C-Reactive Protein Increases Cytokine Responses toStreptococcus pneumoniaethrough Interactions with Fcγ Receptors

Abstract

Streptococcus pneumoniae is the most common organism responsible for community acquired pneumonia and meningitis. In pneumococcal pneumonia, a strong local inflammatory cytokine response reduces the frequency of bacteremia and increases survival. The initiation of this cytokine response by innate recognition of bacterial cell wall components through TLR has been described, but the role of soluble innate mediators has received limited attention. C-reactive protein (CRP) is an acute phase protein that binds phosphocholine residues on S. pneumoniae cell walls.
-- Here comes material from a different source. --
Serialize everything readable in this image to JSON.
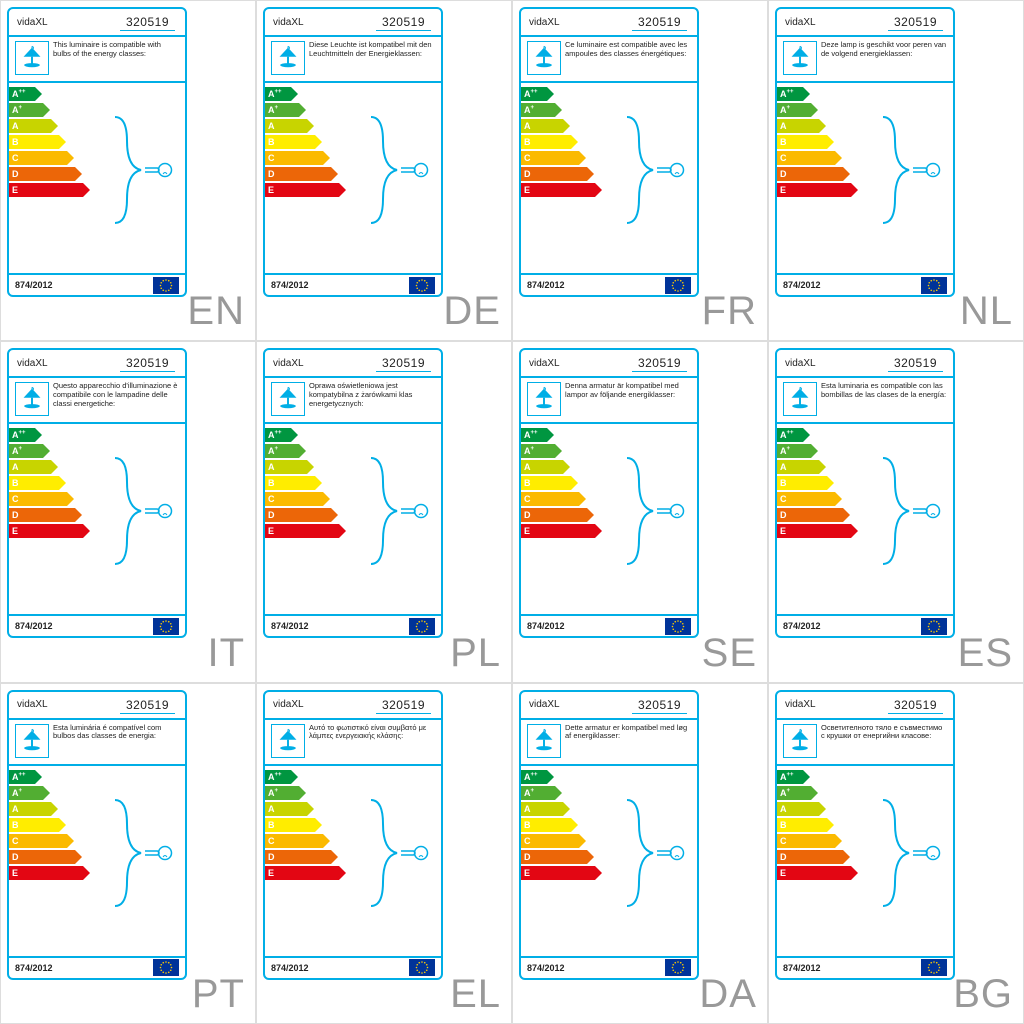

CRP interacts with phagocytic cells through FcgammaRI and FcgammaRII and activates the classical complement pathway. CRP is protective in mouse pneumococcal bacteremia by increasing complement-dependent clearance and killing of bacteria. We studied the cytokine response of PBMC stimulated with CRP-opsonized S. pneumoniae to determine the effect of CRP interaction with FcgammaR. CRP dramatically increased the production of TNF-alpha and IL-1beta in response to S. pneumoniae. These increases were blocked by phosphocholine, which inhibits CRP binding to S. pneumoniae, by inhibitors of FcgammaR signaling, and by mAb to FcgammaRI and FcgammaRII. A mutated rCRP with decreased FcgammaR binding had a decreased ability to stimulate TNF-alpha release, compared with wild-type CRP. Individuals who were homozygous for the R-131 allele of FcgammaRIIA, which has a higher affinity for CRP, showed higher responses to CRP-opsonized bacteria than did individuals homozygous for the H-131 allele, further implicating this receptor. The results indicate that CRP recognition of S. pneumoniae and binding to FcgammaR may enhance the early protective cytokine response to infection.